On an annual basis the overall inflation rate rose to 2.0 percent in April from 1.9 percent in March, Statistics Canada said on Friday. The core rate, which excludes volatile items, climbed to 2.1 percent from 1.9 percent.
“From a strictly domestic standpoint, I think it does advance the case for the bank raising rates,” said BMO Capital Markets deputy chief economist Doug Porter.
However, he said that the euro-zone debt crisis is an important caveat: “Having said that, the bank also has to, of course, deal with the reality of a further flare-up in the European situation and I think that’s going to overwhelm domestic considerations.”
The median forecast in a Reuters survey of analysts had been for both inflation measures to stay at 1.9 percent. Only five of 24 analysts had expected the overall rate to rise, and none had foreseen a core rate as high as 2.1 percent.
Though several data points have bolstered the case for the central bank to raise rates, recent economic figure have not all been positive.
The latest reports for manufacturing, jobs, trade, housing and wholesale trade have been strong, while February gross domestic product and retail trade were weak.
In the past month, the bank has said several times it may have to withdraw stimulus from the economy.
“If the Bank of Canada at some point decides it should raise interest rates because of financial stability issues, the fact that inflation is at or slightly above target gives them enough reason to do so,” Laurentian Bank chief economist Carlos Leitao said.
“It would have been a problem if inflation starts to fall. The bank would have a hard time raising rates, but with inflation staying at, or slightly, above target, then if they do decide to move for other reasons they can.”

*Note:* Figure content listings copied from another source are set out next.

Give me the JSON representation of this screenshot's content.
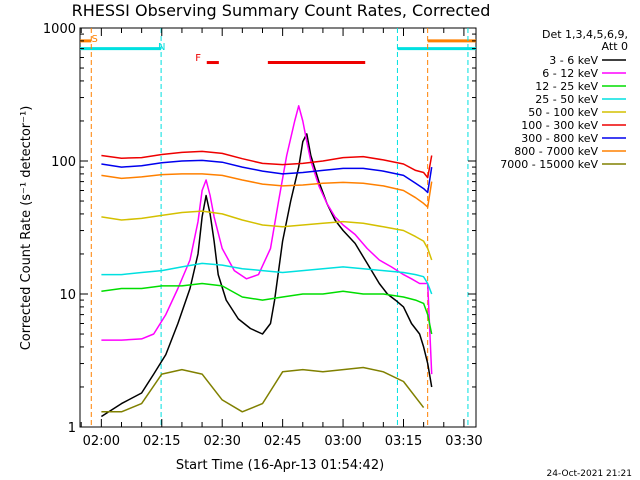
{
  "chart_data": {
    "type": "line",
    "title": "RHESSI Observing Summary Count Rates, Corrected",
    "xlabel": "Start Time (16-Apr-13 01:54:42)",
    "ylabel": "Corrected Count Rate (s⁻¹ detector⁻¹)",
    "footer": "24-Oct-2021 21:21",
    "y_scale": "log",
    "ylim": [
      1,
      1000
    ],
    "xlim": [
      "01:54:42",
      "03:33:00"
    ],
    "x_ticks": [
      "02:00",
      "02:15",
      "02:30",
      "02:45",
      "03:00",
      "03:15",
      "03:30"
    ],
    "y_ticks": [
      "1",
      "10",
      "100",
      "1000"
    ],
    "legend": {
      "placement": "right",
      "header": [
        "Det 1,3,4,5,6,9,",
        "Att 0"
      ],
      "entries": [
        {
          "label": "3 - 6 keV",
          "color": "#000000"
        },
        {
          "label": "6 - 12 keV",
          "color": "#ff00ff"
        },
        {
          "label": "12 - 25 keV",
          "color": "#00dd00"
        },
        {
          "label": "25 - 50 keV",
          "color": "#00e0e0"
        },
        {
          "label": "50 - 100 keV",
          "color": "#d4c000"
        },
        {
          "label": "100 - 300 keV",
          "color": "#ee0000"
        },
        {
          "label": "300 - 800 keV",
          "color": "#0000ee"
        },
        {
          "label": "800 - 7000 keV",
          "color": "#ff8000"
        },
        {
          "label": "7000 - 15000 keV",
          "color": "#808000"
        }
      ]
    },
    "annotations": [
      {
        "label": "S",
        "color": "#ff8000",
        "x": "01:58:20"
      },
      {
        "label": "N",
        "color": "#00dddd",
        "x": "02:15:00"
      },
      {
        "label": "F",
        "color": "#ee0000",
        "x": "02:26:30"
      }
    ],
    "flag_bars": [
      {
        "name": "SAA",
        "color": "#ff8000",
        "level": 800,
        "ranges": [
          [
            "01:54:42",
            "01:57:30"
          ],
          [
            "03:21:00",
            "03:33:00"
          ]
        ]
      },
      {
        "name": "Night",
        "color": "#00e0e0",
        "level": 700,
        "ranges": [
          [
            "01:54:42",
            "02:14:50"
          ],
          [
            "03:13:30",
            "03:33:00"
          ]
        ]
      },
      {
        "name": "Flare",
        "color": "#ee0000",
        "level": 550,
        "ranges": [
          [
            "02:26:10",
            "02:29:10"
          ],
          [
            "02:41:20",
            "03:05:30"
          ]
        ]
      }
    ],
    "series": [
      {
        "name": "3 - 6 keV",
        "color": "#000000",
        "x": [
          "02:00",
          "02:05",
          "02:10",
          "02:13",
          "02:16",
          "02:19",
          "02:22",
          "02:24",
          "02:25",
          "02:26",
          "02:27",
          "02:28",
          "02:29",
          "02:31",
          "02:34",
          "02:37",
          "02:40",
          "02:42",
          "02:43",
          "02:45",
          "02:47",
          "02:49",
          "02:50",
          "02:51",
          "02:52",
          "02:54",
          "02:56",
          "02:58",
          "03:00",
          "03:03",
          "03:06",
          "03:09",
          "03:11",
          "03:13",
          "03:15",
          "03:17",
          "03:19",
          "03:20",
          "03:21",
          "03:22"
        ],
        "y": [
          1.2,
          1.5,
          1.8,
          2.5,
          3.5,
          6,
          11,
          20,
          38,
          55,
          40,
          25,
          14,
          9,
          6.5,
          5.5,
          5,
          6,
          9,
          25,
          50,
          90,
          140,
          160,
          110,
          70,
          48,
          36,
          30,
          24,
          17,
          12,
          10,
          9,
          8,
          6,
          5,
          4,
          3,
          2
        ]
      },
      {
        "name": "6 - 12 keV",
        "color": "#ff00ff",
        "x": [
          "02:00",
          "02:05",
          "02:10",
          "02:13",
          "02:16",
          "02:19",
          "02:22",
          "02:24",
          "02:25",
          "02:26",
          "02:27",
          "02:28",
          "02:30",
          "02:33",
          "02:36",
          "02:39",
          "02:42",
          "02:44",
          "02:46",
          "02:48",
          "02:49",
          "02:50",
          "02:51",
          "02:52",
          "02:54",
          "02:56",
          "02:58",
          "03:00",
          "03:03",
          "03:06",
          "03:09",
          "03:12",
          "03:15",
          "03:17",
          "03:19",
          "03:20",
          "03:21",
          "03:22"
        ],
        "y": [
          4.5,
          4.5,
          4.6,
          5,
          7,
          11,
          18,
          35,
          60,
          72,
          55,
          38,
          22,
          15,
          13,
          14,
          22,
          50,
          110,
          200,
          260,
          200,
          140,
          100,
          65,
          48,
          38,
          33,
          28,
          22,
          18,
          16,
          14,
          13,
          12,
          12,
          12,
          2.5
        ]
      },
      {
        "name": "12 - 25 keV",
        "color": "#00dd00",
        "x": [
          "02:00",
          "02:05",
          "02:10",
          "02:15",
          "02:20",
          "02:25",
          "02:30",
          "02:35",
          "02:40",
          "02:45",
          "02:50",
          "02:55",
          "03:00",
          "03:05",
          "03:10",
          "03:15",
          "03:18",
          "03:20",
          "03:21",
          "03:22"
        ],
        "y": [
          10.5,
          11,
          11,
          11.5,
          11.5,
          12,
          11.5,
          9.5,
          9,
          9.5,
          10,
          10,
          10.5,
          10,
          10,
          9.5,
          9,
          8.5,
          7,
          5
        ]
      },
      {
        "name": "25 - 50 keV",
        "color": "#00e0e0",
        "x": [
          "02:00",
          "02:05",
          "02:10",
          "02:15",
          "02:20",
          "02:25",
          "02:30",
          "02:35",
          "02:40",
          "02:45",
          "02:50",
          "02:55",
          "03:00",
          "03:05",
          "03:10",
          "03:15",
          "03:18",
          "03:20",
          "03:21",
          "03:22"
        ],
        "y": [
          14,
          14,
          14.5,
          15,
          16,
          17,
          16.5,
          15.5,
          15,
          14.5,
          15,
          15.5,
          16,
          15.5,
          15,
          14.5,
          14,
          13.5,
          12,
          10
        ]
      },
      {
        "name": "50 - 100 keV",
        "color": "#d4c000",
        "x": [
          "02:00",
          "02:05",
          "02:10",
          "02:15",
          "02:20",
          "02:25",
          "02:30",
          "02:35",
          "02:40",
          "02:45",
          "02:50",
          "02:55",
          "03:00",
          "03:05",
          "03:10",
          "03:15",
          "03:18",
          "03:20",
          "03:21",
          "03:22"
        ],
        "y": [
          38,
          36,
          37,
          39,
          41,
          42,
          40,
          36,
          33,
          32,
          33,
          34,
          35,
          34,
          32,
          30,
          27,
          25,
          22,
          18
        ]
      },
      {
        "name": "100 - 300 keV",
        "color": "#ee0000",
        "x": [
          "02:00",
          "02:05",
          "02:10",
          "02:15",
          "02:20",
          "02:25",
          "02:30",
          "02:35",
          "02:40",
          "02:45",
          "02:50",
          "02:55",
          "03:00",
          "03:05",
          "03:10",
          "03:15",
          "03:18",
          "03:20",
          "03:21",
          "03:22"
        ],
        "y": [
          110,
          105,
          106,
          112,
          116,
          118,
          114,
          104,
          96,
          94,
          96,
          100,
          106,
          108,
          102,
          95,
          85,
          82,
          75,
          110
        ]
      },
      {
        "name": "300 - 800 keV",
        "color": "#0000ee",
        "x": [
          "02:00",
          "02:05",
          "02:10",
          "02:15",
          "02:20",
          "02:25",
          "02:30",
          "02:35",
          "02:40",
          "02:45",
          "02:50",
          "02:55",
          "03:00",
          "03:05",
          "03:10",
          "03:15",
          "03:18",
          "03:20",
          "03:21",
          "03:22"
        ],
        "y": [
          95,
          90,
          92,
          97,
          100,
          101,
          98,
          90,
          84,
          80,
          82,
          85,
          88,
          88,
          84,
          78,
          68,
          62,
          58,
          90
        ]
      },
      {
        "name": "800 - 7000 keV",
        "color": "#ff8000",
        "x": [
          "02:00",
          "02:05",
          "02:10",
          "02:15",
          "02:20",
          "02:25",
          "02:30",
          "02:35",
          "02:40",
          "02:45",
          "02:50",
          "02:55",
          "03:00",
          "03:05",
          "03:10",
          "03:15",
          "03:18",
          "03:20",
          "03:21",
          "03:22"
        ],
        "y": [
          78,
          74,
          76,
          79,
          80,
          80,
          78,
          72,
          67,
          65,
          66,
          68,
          69,
          68,
          65,
          60,
          53,
          48,
          45,
          70
        ]
      },
      {
        "name": "7000 - 15000 keV",
        "color": "#808000",
        "x": [
          "02:00",
          "02:05",
          "02:10",
          "02:15",
          "02:20",
          "02:25",
          "02:30",
          "02:35",
          "02:40",
          "02:45",
          "02:50",
          "02:55",
          "03:00",
          "03:05",
          "03:10",
          "03:15",
          "03:20"
        ],
        "y": [
          1.3,
          1.3,
          1.5,
          2.5,
          2.7,
          2.5,
          1.6,
          1.3,
          1.5,
          2.6,
          2.7,
          2.6,
          2.7,
          2.8,
          2.6,
          2.2,
          1.4
        ]
      }
    ]
  }
}
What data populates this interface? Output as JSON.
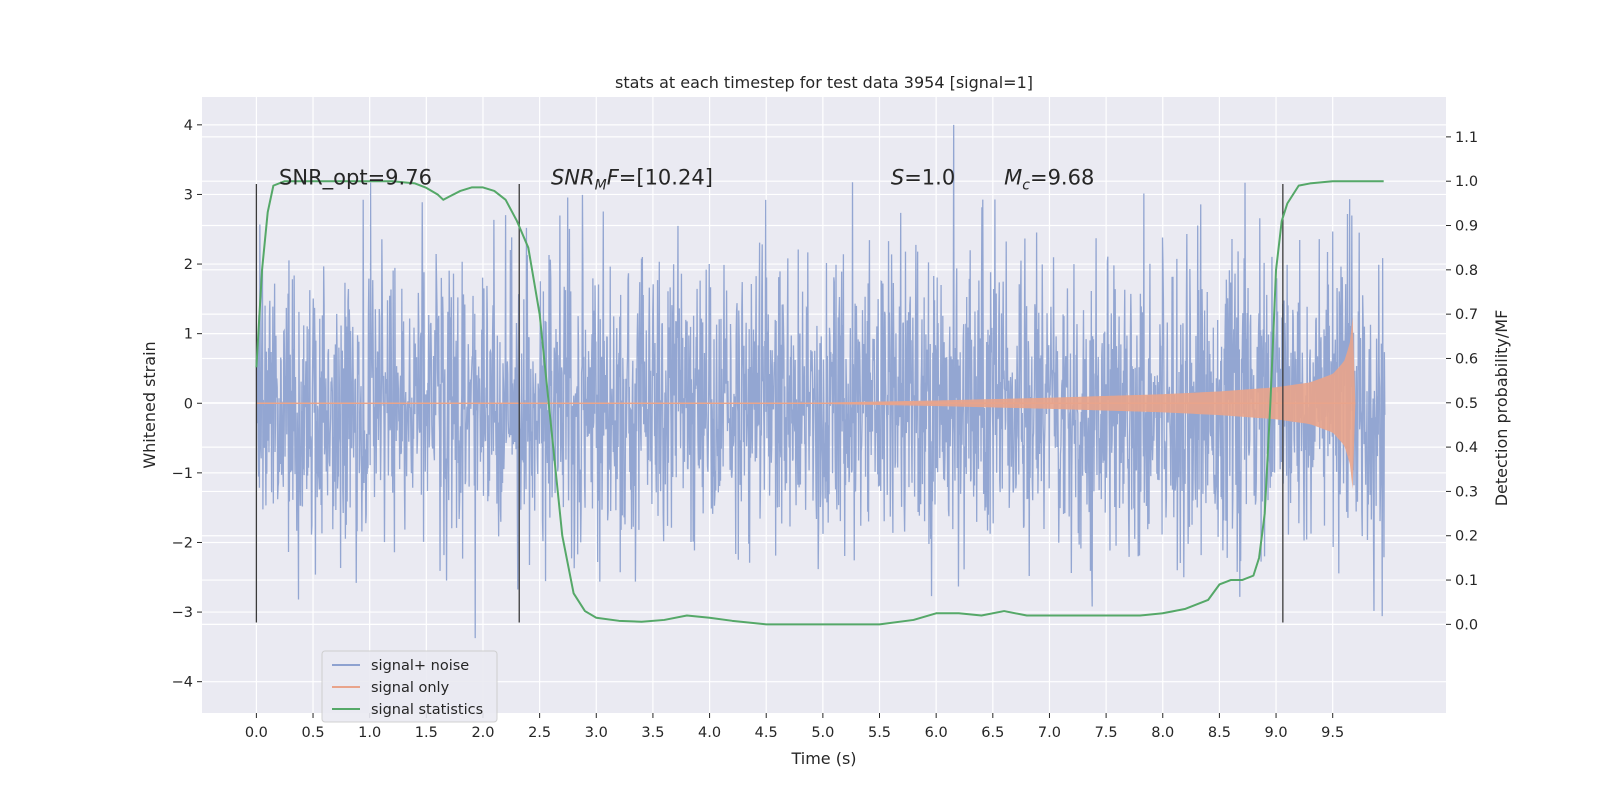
{
  "chart_data": {
    "type": "line",
    "title": "stats at each timestep for test data 3954 [signal=1]",
    "xlabel": "Time (s)",
    "ylabel": "Whitened strain",
    "y2label": "Detection probability/MF",
    "xlim": [
      -0.48,
      10.5
    ],
    "ylim": [
      -4.45,
      4.4
    ],
    "y2lim": [
      -0.2,
      1.19
    ],
    "xticks": [
      0.0,
      0.5,
      1.0,
      1.5,
      2.0,
      2.5,
      3.0,
      3.5,
      4.0,
      4.5,
      5.0,
      5.5,
      6.0,
      6.5,
      7.0,
      7.5,
      8.0,
      8.5,
      9.0,
      9.5
    ],
    "xtick_labels": [
      "0.0",
      "0.5",
      "1.0",
      "1.5",
      "2.0",
      "2.5",
      "3.0",
      "3.5",
      "4.0",
      "4.5",
      "5.0",
      "5.5",
      "6.0",
      "6.5",
      "7.0",
      "7.5",
      "8.0",
      "8.5",
      "9.0",
      "9.5"
    ],
    "yticks": [
      -4,
      -3,
      -2,
      -1,
      0,
      1,
      2,
      3,
      4
    ],
    "ytick_labels": [
      "−4",
      "−3",
      "−2",
      "−1",
      "0",
      "1",
      "2",
      "3",
      "4"
    ],
    "y2ticks": [
      0.0,
      0.1,
      0.2,
      0.3,
      0.4,
      0.5,
      0.6,
      0.7,
      0.8,
      0.9,
      1.0,
      1.1
    ],
    "y2tick_labels": [
      "0.0",
      "0.1",
      "0.2",
      "0.3",
      "0.4",
      "0.5",
      "0.6",
      "0.7",
      "0.8",
      "0.9",
      "1.0",
      "1.1"
    ],
    "grid": true,
    "legend_position": "lower-left",
    "legend": [
      "signal+ noise",
      "signal only",
      "signal statistics"
    ],
    "annotations": [
      {
        "text": "SNR_opt=9.76",
        "x": 0.2,
        "y": 3.2
      },
      {
        "text": "SNRMF=[10.24]",
        "x": 2.6,
        "y": 3.2
      },
      {
        "text": "S=1.0",
        "x": 5.6,
        "y": 3.2
      },
      {
        "text": "Mc=9.68",
        "x": 6.6,
        "y": 3.2
      }
    ],
    "vertical_lines": [
      0.0,
      2.32,
      9.06
    ],
    "vertical_line_range": [
      -3.15,
      3.15
    ],
    "series": [
      {
        "name": "signal+ noise",
        "axis": "left",
        "color": "#8ea2d0",
        "x_range": [
          0.0,
          9.96
        ],
        "note_values": "dense whitened noise spanning roughly -3.4 to 4.0",
        "band_1sigma": 1.0
      },
      {
        "name": "signal only",
        "axis": "left",
        "color": "#e9a48b",
        "x_range": [
          0.0,
          9.7
        ],
        "amplitude_envelope": {
          "x": [
            0.0,
            5.0,
            6.0,
            7.0,
            8.0,
            8.5,
            9.0,
            9.3,
            9.5,
            9.6,
            9.65,
            9.68,
            9.7
          ],
          "y": [
            0.0,
            0.01,
            0.04,
            0.08,
            0.13,
            0.17,
            0.23,
            0.3,
            0.42,
            0.6,
            0.85,
            1.3,
            0.0
          ]
        }
      },
      {
        "name": "signal statistics",
        "axis": "right",
        "color": "#55a868",
        "x": [
          0.0,
          0.05,
          0.1,
          0.15,
          0.25,
          0.4,
          0.6,
          0.8,
          1.0,
          1.2,
          1.4,
          1.5,
          1.6,
          1.65,
          1.7,
          1.8,
          1.9,
          2.0,
          2.1,
          2.2,
          2.3,
          2.4,
          2.5,
          2.6,
          2.7,
          2.8,
          2.9,
          3.0,
          3.2,
          3.4,
          3.6,
          3.8,
          4.0,
          4.2,
          4.5,
          5.0,
          5.5,
          5.8,
          6.0,
          6.2,
          6.4,
          6.6,
          6.8,
          7.0,
          7.4,
          7.8,
          8.0,
          8.2,
          8.4,
          8.5,
          8.6,
          8.7,
          8.8,
          8.85,
          8.9,
          8.95,
          9.0,
          9.05,
          9.1,
          9.2,
          9.3,
          9.5,
          9.7,
          9.95
        ],
        "y": [
          0.58,
          0.8,
          0.93,
          0.99,
          1.0,
          1.0,
          1.0,
          1.0,
          1.0,
          1.0,
          0.995,
          0.985,
          0.97,
          0.958,
          0.965,
          0.978,
          0.986,
          0.986,
          0.978,
          0.958,
          0.91,
          0.85,
          0.7,
          0.45,
          0.2,
          0.07,
          0.03,
          0.015,
          0.008,
          0.006,
          0.01,
          0.02,
          0.015,
          0.008,
          0.0,
          0.0,
          0.0,
          0.01,
          0.025,
          0.025,
          0.02,
          0.03,
          0.02,
          0.02,
          0.02,
          0.02,
          0.025,
          0.035,
          0.055,
          0.09,
          0.1,
          0.1,
          0.11,
          0.15,
          0.25,
          0.5,
          0.8,
          0.91,
          0.95,
          0.99,
          0.995,
          1.0,
          1.0,
          1.0
        ]
      }
    ]
  }
}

On a monthly basis, both total and core inflation were 0.4 percent in April.
A 3.2 percent rise in gasoline prices and 1.3 percent in passenger vehicle prices pushed up the monthly inflation data, but this was tempered by an 8.2 percent fall in natural gas prices.
The Canadian dollar and bond yields both jumped briefly after the release of the inflation data.
The yield on the two-year Canadian government bond , which is especially sensitive to Bank of Canada interest rate moves, rose to 1.25 percent after the figures were out from 1.228 percent just before. By midmorning, however, it was back to 1.224 percent.
Yields on overnight index swaps also rose before retreating to pre-data levels. A week ago the market had almost completely priced in a 25-basis-point rate hike by December but it has now reduced that probability to under 50 percent.